Growing up we didn't have a car for most of my childhood and we went on holiday to Wales every other year or so. Even now we go on one foreign holiday per year and my car is a company car - and I am in a *much* better financial position than my parents were.
 
I know two families with children at local private schools. They struggle to do so, and certainly do not have multi foreign holidays a year, but they have bought into the belief that it will give their kids a better education and better prospects for the future, and were prepared to make some sacrifices.

I think it will be unnecessarily punitive to those kids and their families to kick their legs from underneath them at this stage of their, already started, education. The kids are not at fault, and I am not sure I can blame parents for wanting the best for their kids. Many parents in the state school system use their wealth to benefit their kids e.g. getting tutors, better access to books/IT etc., moving house to be in a better school's catchment area.

I'm well aware that many private school parents believe they are struggling to pay for fees and everything else that's needed to avoid having their children appear to be the relatively impoverished ones.

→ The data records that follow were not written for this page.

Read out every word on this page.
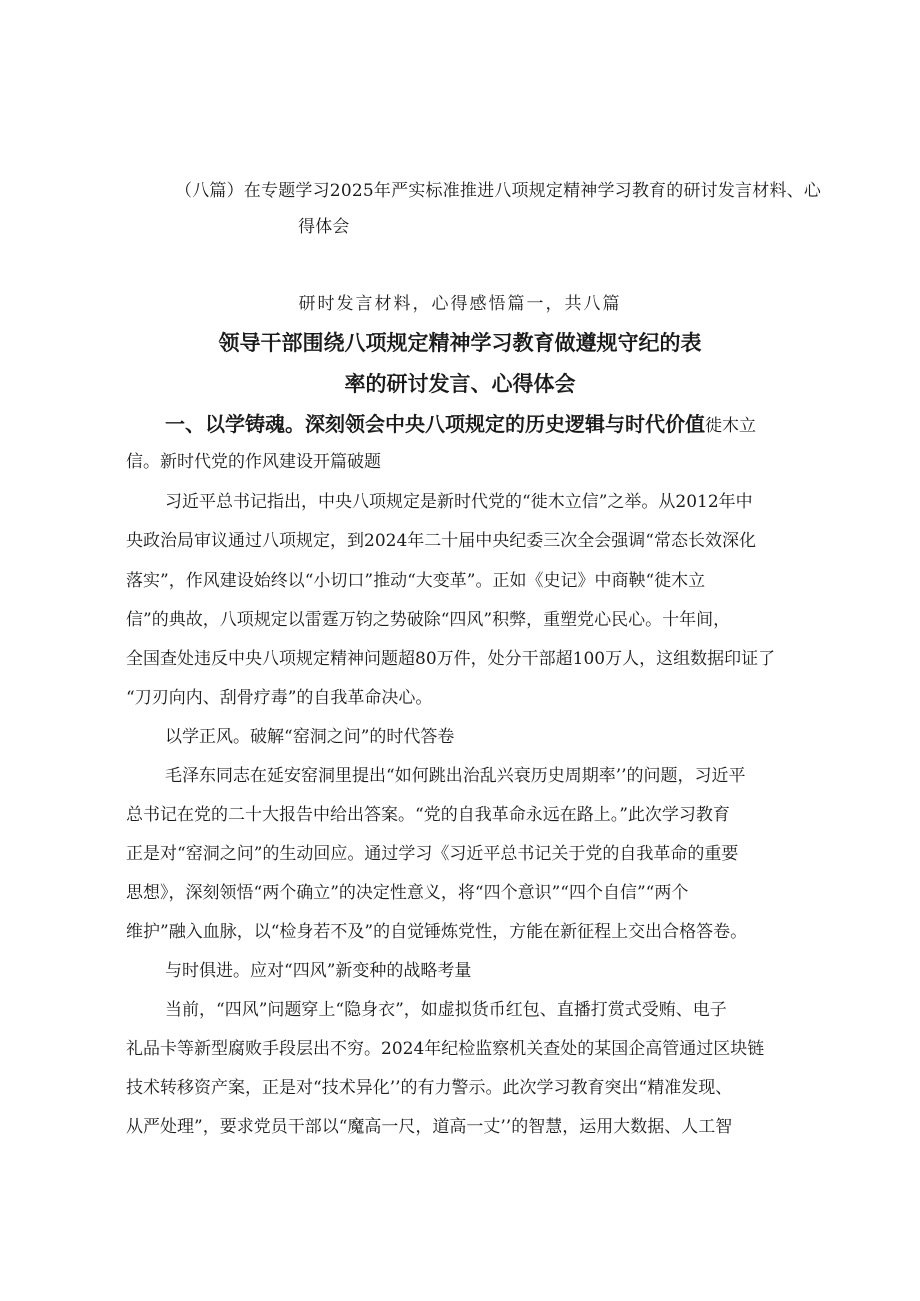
（八篇）在专题学习2025年严实标准推进八项规定精神学习教育的研讨发言材料、心
得体会
研时发言材料，心得感悟篇一，共八篇
领导干部围绕八项规定精神学习教育做遵规守纪的表
率的研讨发言、心得体会
一、以学铸魂。深刻领会中央八项规定的历史逻辑与时代价值徙木立
信。新时代党的作风建设开篇破题
习近平总书记指出，中央八项规定是新时代党的“徙木立信”之举。从2012年中
央政治局审议通过八项规定，到2024年二十届中央纪委三次全会强调“常态长效深化
落实”，作风建设始终以“小切口”推动“大变革”。正如《史记》中商鞅“徙木立
信”的典故，八项规定以雷霆万钧之势破除“四风”积弊，重塑党心民心。十年间，
全国查处违反中央八项规定精神问题超80万件，处分干部超100万人，这组数据印证了
“刀刃向内、刮骨疗毒”的自我革命决心。
以学正风。破解“窑洞之问”的时代答卷
毛泽东同志在延安窑洞里提出“如何跳出治乱兴衰历史周期率’’的问题，习近平
总书记在党的二十大报告中给出答案。“党的自我革命永远在路上。”此次学习教育
正是对“窑洞之问”的生动回应。通过学习《习近平总书记关于党的自我革命的重要
思想》，深刻领悟“两个确立”的决定性意义，将“四个意识”“四个自信”“两个
维护”融入血脉，以“检身若不及”的自觉锤炼党性，方能在新征程上交出合格答卷。
与时俱进。应对“四风”新变种的战略考量
当前，“四风”问题穿上“隐身衣”，如虚拟货币红包、直播打赏式受贿、电子
礼品卡等新型腐败手段层出不穷。2024年纪检监察机关查处的某国企高管通过区块链
技术转移资产案，正是对“技术异化’’的有力警示。此次学习教育突出“精准发现、
从严处理”，要求党员干部以“魔高一尺，道高一丈’’的智慧，运用大数据、人工智
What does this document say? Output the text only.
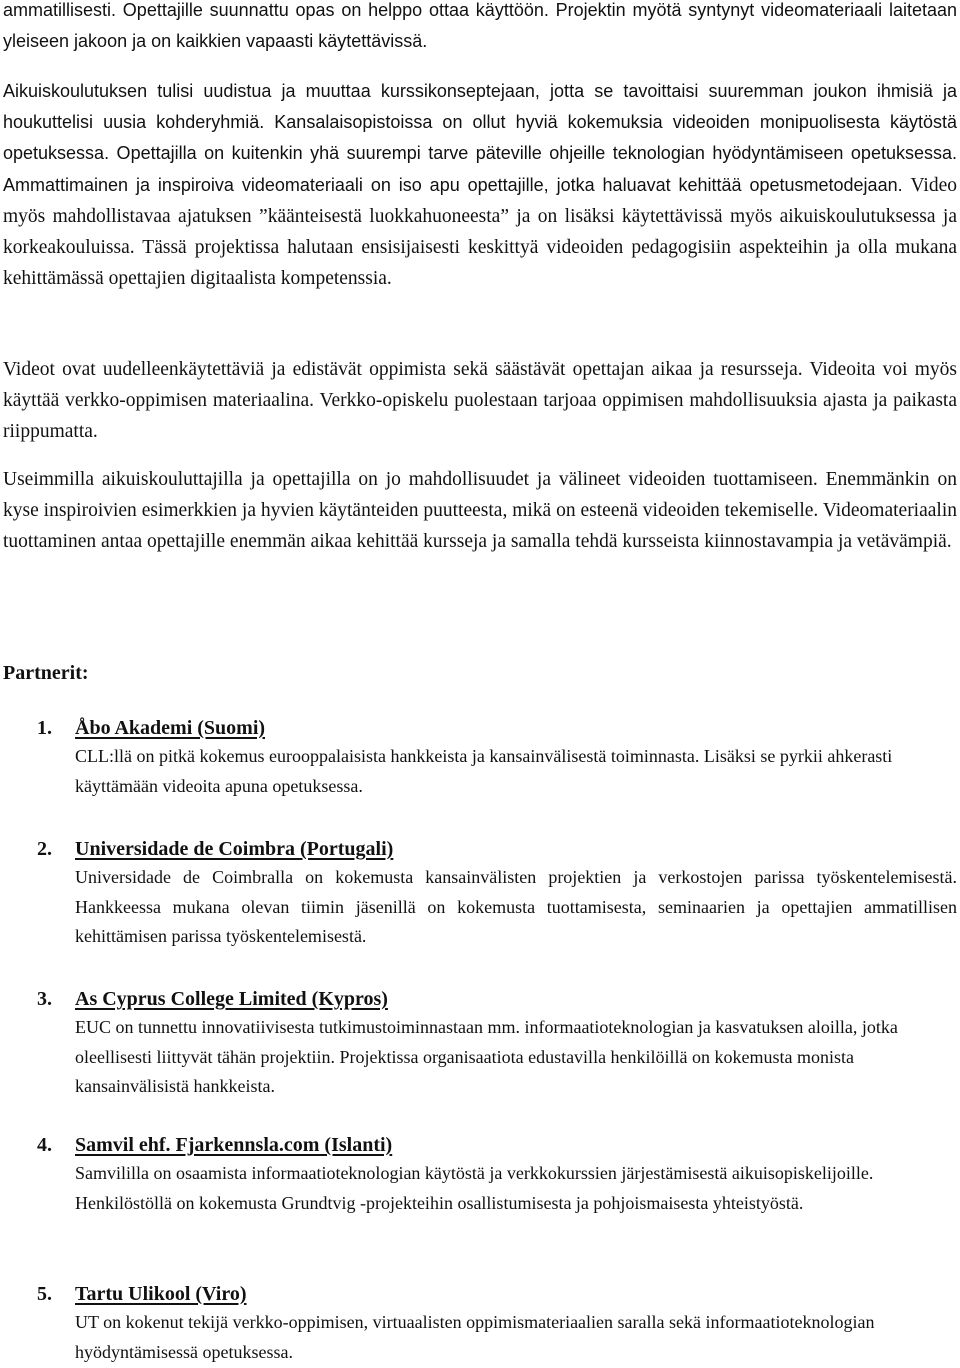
ammatillisesti. Opettajille suunnattu opas on helppo ottaa käyttöön. Projektin myötä syntynyt videomateriaali laitetaan yleiseen jakoon ja on kaikkien vapaasti käytettävissä.

Aikuiskoulutuksen tulisi uudistua ja muuttaa kurssikonseptejaan, jotta se tavoittaisi suuremman joukon ihmisiä ja houkuttelisi uusia kohderyhmiä. Kansalaisopistoissa on ollut hyviä kokemuksia videoiden monipuolisesta käytöstä opetuksessa. Opettajilla on kuitenkin yhä suurempi tarve päteville ohjeille teknologian hyödyntämiseen opetuksessa. Ammattimainen ja inspiroiva videomateriaali on iso apu opettajille, jotka haluavat kehittää opetusmetodejaan. Video myös mahdollistavaa ajatuksen ”käänteisestä luokkahuoneesta” ja on lisäksi käytettävissä myös aikuiskoulutuksessa ja korkeakouluissa. Tässä projektissa halutaan ensisijaisesti keskittyä videoiden pedagogisiin aspekteihin ja olla mukana kehittämässä opettajien digitaalista kompetenssia.

Videot ovat uudelleenkäytettäviä ja edistävät oppimista sekä säästävät opettajan aikaa ja resursseja. Videoita voi myös käyttää verkko-oppimisen materiaalina. Verkko-opiskelu puolestaan tarjoaa oppimisen mahdollisuuksia ajasta ja paikasta riippumatta.

Useimmilla aikuiskouluttajilla ja opettajilla on jo mahdollisuudet ja välineet videoiden tuottamiseen. Enemmänkin on kyse inspiroivien esimerkkien ja hyvien käytänteiden puutteesta, mikä on esteenä videoiden tekemiselle. Videomateriaalin tuottaminen antaa opettajille enemmän aikaa kehittää kursseja ja samalla tehdä kursseista kiinnostavampia ja vetävämpiä.

Partnerit:
1.	Åbo Akademi (Suomi)
CLL:llä on pitkä kokemus eurooppalaisista hankkeista ja kansainvälisestä toiminnasta. Lisäksi se pyrkii ahkerasti käyttämään videoita apuna opetuksessa.
2.	Universidade de Coimbra (Portugali)
Universidade de Coimbralla on kokemusta kansainvälisten projektien ja verkostojen parissa työskentelemisestä. Hankkeessa mukana olevan tiimin jäsenillä on kokemusta tuottamisesta, seminaarien ja opettajien ammatillisen kehittämisen parissa työskentelemisestä.
3.	As Cyprus College Limited (Kypros)
EUC on tunnettu innovatiivisesta tutkimustoiminnastaan mm. informaatioteknologian ja kasvatuksen aloilla, jotka oleellisesti liittyvät tähän projektiin. Projektissa organisaatiota edustavilla henkilöillä on kokemusta monista kansainvälisistä hankkeista.
4.	Samvil ehf. Fjarkennsla.com (Islanti)
Samvililla on osaamista informaatioteknologian käytöstä ja verkkokurssien järjestämisestä aikuisopiskelijoille. Henkilöstöllä on kokemusta Grundtvig -projekteihin osallistumisesta ja pohjoismaisesta yhteistyöstä.
5.	Tartu Ulikool (Viro)
UT on kokenut tekijä verkko-oppimisen, virtuaalisten oppimismateriaalien saralla sekä informaatioteknologian hyödyntämisessä opetuksessa.
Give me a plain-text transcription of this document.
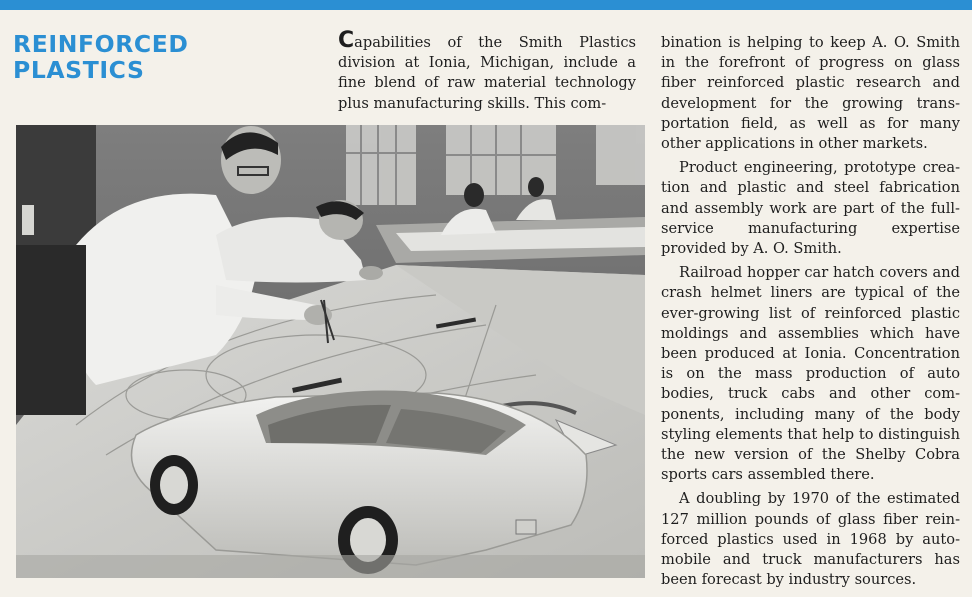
REINFORCED
PLASTICS

Capabilities of the Smith Plastics division at Ionia, Michigan, include a fine blend of raw material technology plus manufacturing skills. This com-

bination is helping to keep A. O. Smith in the forefront of progress on glass fiber reinforced plastic research and development for the growing transportation field, as well as for many other applications in other markets.

Product engineering, prototype creation and plastic and steel fabrication and assembly work are part of the full-service manufacturing expertise provided by A. O. Smith.

Railroad hopper car hatch covers and crash helmet liners are typical of the ever-growing list of reinforced plastic moldings and assemblies which have been produced at Ionia. Concentration is on the mass production of auto bodies, truck cabs and other components, including many of the body styling elements that help to distinguish the new version of the Shelby Cobra sports cars assembled there.

A doubling by 1970 of the estimated 127 million pounds of glass fiber reinforced plastics used in 1968 by automobile and truck manufacturers has been forecast by industry sources.
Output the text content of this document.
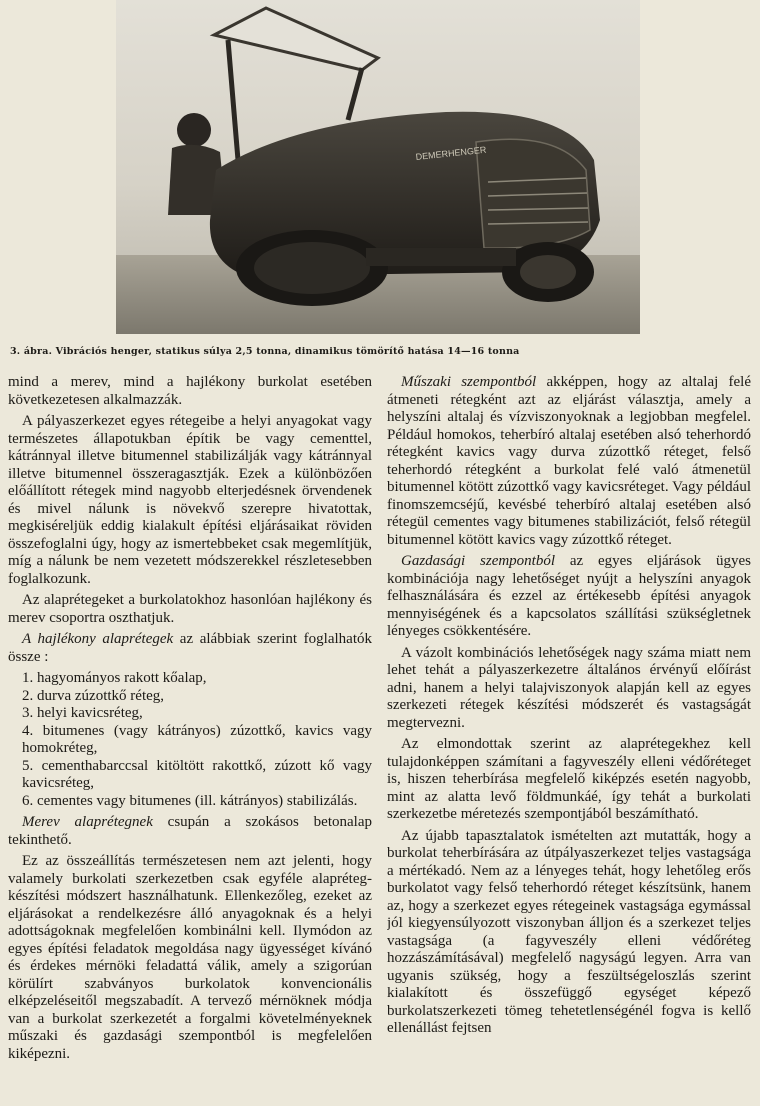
DEMERHENGER
3. ábra. Vibrációs henger, statikus súlya 2,5 tonna, dinamikus tömörítő hatása 14—16 tonna

mind a merev, mind a hajlékony burkolat esetében következetesen alkalmazzák.

A pályaszerkezet egyes rétegeibe a helyi anyagokat vagy természetes állapotukban építik be vagy cementtel, kátránnyal illetve bitumennel stabilizálják vagy kátránnyal illetve bitumennel összeragasztják. Ezek a különbözően előállított rétegek mind nagyobb elterjedésnek örvendenek és mivel nálunk is növekvő szerepre hivatottak, megkiséreljük eddig kialakult építési eljárásaikat röviden összefoglalni úgy, hogy az ismertebbeket csak megemlítjük, míg a nálunk be nem vezetett módszerekkel részletesebben foglalkozunk.

Az alaprétegeket a burkolatokhoz hasonlóan hajlékony és merev csoportra oszthatjuk.

A hajlékony alaprétegek az alábbiak szerint foglalhatók össze :

1. hagyományos rakott kőalap,
2. durva zúzottkő réteg,
3. helyi kavicsréteg,
4. bitumenes (vagy kátrányos) zúzottkő, kavics vagy homokréteg,
5. cementhabarccsal kitöltött rakottkő, zúzott kő vagy kavicsréteg,
6. cementes vagy bitumenes (ill. kátrányos) stabilizálás.

Merev alaprétegnek csupán a szokásos betonalap tekinthető.

Ez az összeállítás természetesen nem azt jelenti, hogy valamely burkolati szerkezetben csak egyféle alapréteg-készítési módszert használhatunk. Ellenkezőleg, ezeket az eljárásokat a rendelkezésre álló anyagoknak és a helyi adottságoknak megfelelően kombinálni kell. Ilymódon az egyes építési feladatok megoldása nagy ügyességet kívánó és érdekes mérnöki feladattá válik, amely a szigorúan körülírt szabványos burkolatok konvencionális elképzeléseitől megszabadít. A tervező mérnöknek módja van a burkolat szerkezetét a forgalmi követelményeknek műszaki és gazdasági szempontból is megfelelően kiképezni.

Műszaki szempontból akképpen, hogy az altalaj felé átmeneti rétegként azt az eljárást választja, amely a helyszíni altalaj és vízviszonyoknak a legjobban megfelel. Például homokos, teherbíró altalaj esetében alsó teherhordó rétegként kavics vagy durva zúzottkő réteget, felső teherhordó rétegként a burkolat felé való átmenetül bitumennel kötött zúzottkő vagy kavicsréteget. Vagy például finomszemcséjű, kevésbé teherbíró altalaj esetében alsó rétegül cementes vagy bitumenes stabilizációt, felső rétegül bitumennel kötött kavics vagy zúzottkő réteget.

Gazdasági szempontból az egyes eljárások ügyes kombinációja nagy lehetőséget nyújt a helyszíni anyagok felhasználására és ezzel az értékesebb építési anyagok mennyiségének és a kapcsolatos szállítási szükségletnek lényeges csökkentésére.

A vázolt kombinációs lehetőségek nagy száma miatt nem lehet tehát a pályaszerkezetre általános érvényű előírást adni, hanem a helyi talajviszonyok alapján kell az egyes szerkezeti rétegek készítési módszerét és vastagságát megtervezni.

Az elmondottak szerint az alaprétegekhez kell tulajdonképpen számítani a fagyveszély elleni védőréteget is, hiszen teherbírása megfelelő kiképzés esetén nagyobb, mint az alatta levő földmunkáé, így tehát a burkolati szerkezetbe méretezés szempontjából beszámítható.

Az újabb tapasztalatok ismételten azt mutatták, hogy a burkolat teherbírására az útpályaszerkezet teljes vastagsága a mértékadó. Nem az a lényeges tehát, hogy lehetőleg erős burkolatot vagy felső teherhordó réteget készítsünk, hanem az, hogy a szerkezet egyes rétegeinek vastagsága egymással jól kiegyensúlyozott viszonyban álljon és a szerkezet teljes vastagsága (a fagyveszély elleni védőréteg hozzászámításával) megfelelő nagyságú legyen. Arra van ugyanis szükség, hogy a feszültségeloszlás szerint kialakított és összefüggő egységet képező burkolatszerkezeti tömeg tehetetlenségénél fogva is kellő ellenállást fejtsen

That's why I suggested that the schools themselves could use some of their own money to lessen the effect of any change. With state schools literally crumbling and struggling to recruit and retain teachers I don't believe that using tax to continue to offer a subsidy to the parents of already privileged kids is fair.

It would be a huge change to many schools which cannot be implemented overnight.

If they haven't seen the writing on the wall for years then they're not very good at financial planning.